Mengetahui perkembangan masyarakat Arab di
masa Islam
2.
Mengetahui
kondisi masyarakat Islam Mekkah
3.
Mengetahui
kondisi masyarakat Islam Madinah
BAB II
PEMBAHASAN
2.1
Perkembangan Masyarakat Arab di Masa Islam
Kedatangan Nabi Muhammad Saw. Benar-benar menjadi ujian terberat
bagi bangsa Quraisy dan Arab pada umumnya. Ajaran yang dibawa Nabi Muhammad Saw.
Benar-benar bertolak belakang bagi ajaran dan tradisi hidup mereka sehari-hari.
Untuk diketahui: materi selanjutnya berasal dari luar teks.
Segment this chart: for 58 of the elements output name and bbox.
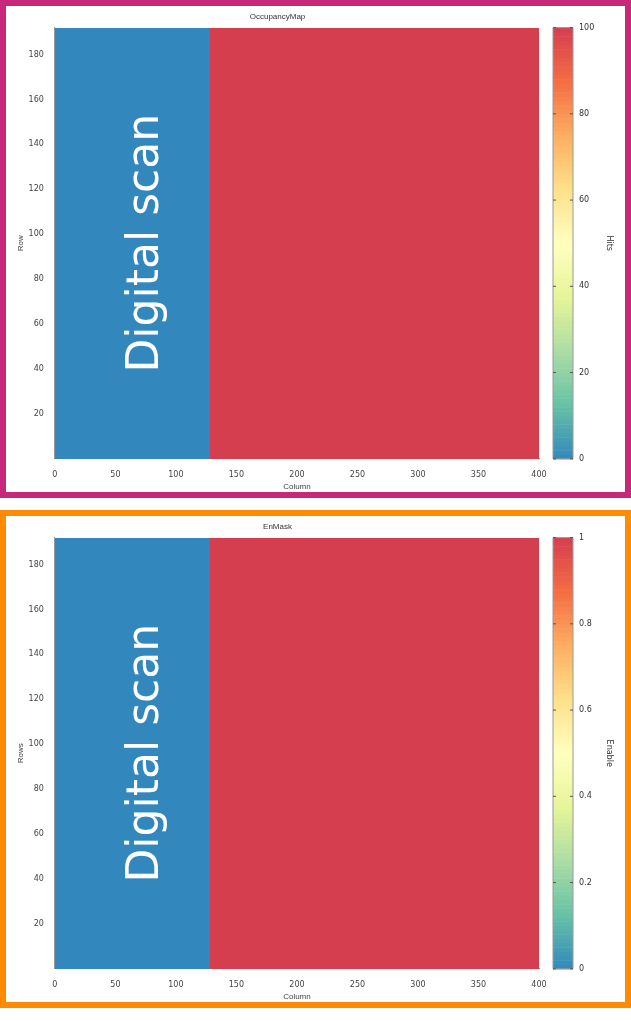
color-bar-label: 0.4 [579, 791, 592, 801]
color-bar-label: 0 [579, 963, 585, 973]
y-tick-label: 80 [33, 274, 44, 284]
y-tick-label: 60 [33, 319, 44, 329]
color-bar-label: 0.6 [579, 705, 592, 715]
x-tick-label: 350 [470, 979, 487, 989]
y-tick-label: 160 [28, 94, 44, 104]
x-tick-label: 200 [289, 979, 305, 989]
color-bar-label: 20 [579, 367, 590, 377]
x-tick-label: 250 [349, 469, 366, 479]
y-tick-label: 20 [33, 408, 44, 418]
y-tick-label: 20 [33, 918, 44, 928]
y-tick-label: 120 [28, 694, 44, 704]
x-axis-title: Column [283, 992, 311, 1002]
y-tick-label: 40 [33, 364, 44, 374]
chart-title: OccupancyMap [249, 12, 306, 21]
x-tick-label: 400 [531, 469, 547, 479]
x-tick-label: 50 [110, 469, 121, 479]
color-bar-label: 0.2 [579, 877, 592, 887]
color-bar-title: Hits [604, 235, 614, 251]
annotation: Digital scan [117, 623, 169, 883]
x-tick-label: 200 [289, 469, 305, 479]
chart-title: EnMask [263, 522, 293, 531]
x-tick-label: 150 [228, 469, 245, 479]
y-tick-label: 160 [28, 604, 44, 614]
x-tick-label: 350 [470, 469, 487, 479]
y-tick-label: 40 [33, 874, 44, 884]
x-tick-label: 0 [52, 979, 58, 989]
y-tick-label: 100 [28, 739, 44, 749]
y-tick-label: 60 [33, 829, 44, 839]
x-tick-label: 300 [410, 469, 426, 479]
y-axis-title: Row [16, 234, 25, 252]
y-tick-label: 180 [28, 559, 44, 569]
color-bar-label: 60 [579, 195, 590, 205]
y-tick-label: 140 [28, 649, 44, 659]
x-axis-title: Column [283, 482, 311, 492]
x-tick-label: 0 [52, 469, 58, 479]
x-tick-label: 150 [228, 979, 245, 989]
y-tick-label: 180 [28, 49, 44, 59]
x-tick-label: 100 [168, 979, 184, 989]
color-bar-label: 1 [579, 532, 585, 542]
x-tick-label: 100 [168, 469, 184, 479]
y-axis-title: Rows [16, 743, 25, 764]
y-tick-label: 80 [33, 784, 44, 794]
x-tick-label: 300 [410, 979, 426, 989]
color-bar-title: Enable [604, 739, 614, 767]
x-tick-label: 250 [349, 979, 366, 989]
y-tick-label: 120 [28, 184, 44, 194]
x-tick-label: 400 [531, 979, 547, 989]
color-bar-label: 100 [579, 22, 595, 32]
color-bar-label: 0.8 [579, 618, 592, 628]
color-bar-label: 80 [579, 108, 590, 118]
y-tick-label: 100 [28, 229, 44, 239]
color-bar-label: 40 [579, 281, 590, 291]
annotation: Digital scan [117, 113, 169, 373]
y-tick-label: 140 [28, 139, 44, 149]
color-bar-label: 0 [579, 453, 585, 463]
x-tick-label: 50 [110, 979, 121, 989]
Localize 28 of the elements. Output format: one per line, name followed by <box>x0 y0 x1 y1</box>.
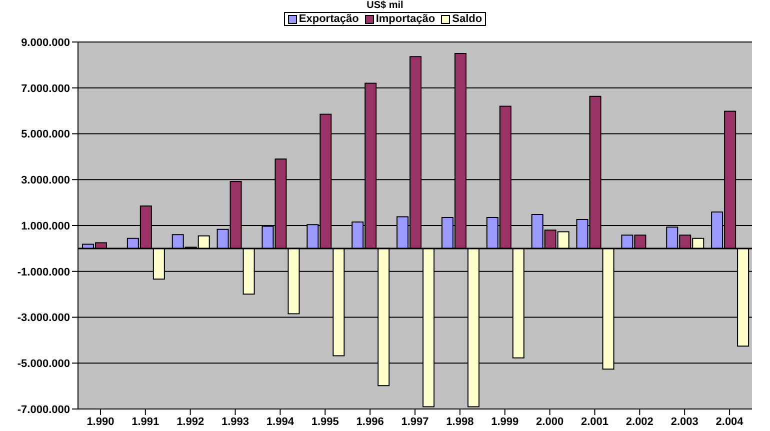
y-tick-label: -5.000.000 <box>17 358 70 370</box>
x-tick-label: 1.998 <box>446 416 474 428</box>
x-tick-label: 1.992 <box>176 416 204 428</box>
x-tick-label: 1.994 <box>266 416 295 428</box>
x-tick-label: 1.996 <box>356 416 384 428</box>
y-tick-label: -3.000.000 <box>17 312 70 324</box>
y-tick-label: 1.000.000 <box>21 220 70 232</box>
x-tick-label: 2.004 <box>716 416 744 428</box>
legend-label: Importação <box>374 13 436 25</box>
legend-label: Saldo <box>451 13 482 25</box>
x-tick-label: 1.993 <box>222 416 250 428</box>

Ajaran Islam tidak hanya memporak-porandakan ajaran dan tradisi Arab bahkan
membaliknya 180 derajat, menyerang tradisi jahiliyyah dan membangun tata sosial
yang sangat asing bagi tradisi dan rasionalitas Arab sebelumnya. Kebenaran,
kepahlawanan dan kedermawanan yang berlebih-lebihan bahkan menjurus kepada
kehancuran, loyalitas buta kepada kabilah, kekejian dalam balas dendam, baik
dengan perkataan maupun dengan perbuatan merupakan tindakan yang sangat terpuji
pada zaman jahiliyah. Sementara Islam datang dengan tradisi dan ajaran baru
yang sebaliknya. Islam menjadikan kepatuhan dan ketundukan kepada Allah sebagai
dasar dan contoh ajaran yang tertinggi, kesabaran, qanaah dan rendah hati,
menghindari kemewahan yang berlebih-lebihan dan menghindari kesombongan. (Wargadinata
dan Fitriani, 2008: 67).
Dakwah Nabi Muhammad berada dalam 2 tempat strategis, Mekkah dan
Madinah. Awal dakwah Nabi Muhammad bisa dikatakan penuh tantangan dan duri,
namun keteguhannya menyingkirkan itu semua. Hal ini terbukti dengan banyaknya
cara yang digunakan Nabi untuk meyakinkan para penduduk Mekkah terhadap ajaran
yang dibawanya- Islam. Mulai dari cara person to person yang
menghasilkan kader-kader profesional dimasa mendatang identik dengan dakwah
bil sirri sampai memberikan dakwah bil jahri yang berdampak pada
perjanjian atau baiat baik aqobah I dan II yang merupakan alasan mendasar
terjadinya hijrah Nabi ke Madinah. Dalam pembahasan ini akan diketahui pola
atau strategi dakwah Nabi hingga berhasil menciptakan negara Islam yang baldatun
thoyyibah di Madinah. (Abu Bakar, 2008: 13-14).
Sebelum kedatangan Islam
yang dibawa oleh Muhammad SAW, di dunia Arab terdapat bermacam agama, yaitu
paganisme, Kristen, Yahudi, dan Majusi. Menurut Nurcholis Madjid, masyarakat
Arab telah mengenal agama tauhid semenjak kehadiran Ibrahim alaihissalam.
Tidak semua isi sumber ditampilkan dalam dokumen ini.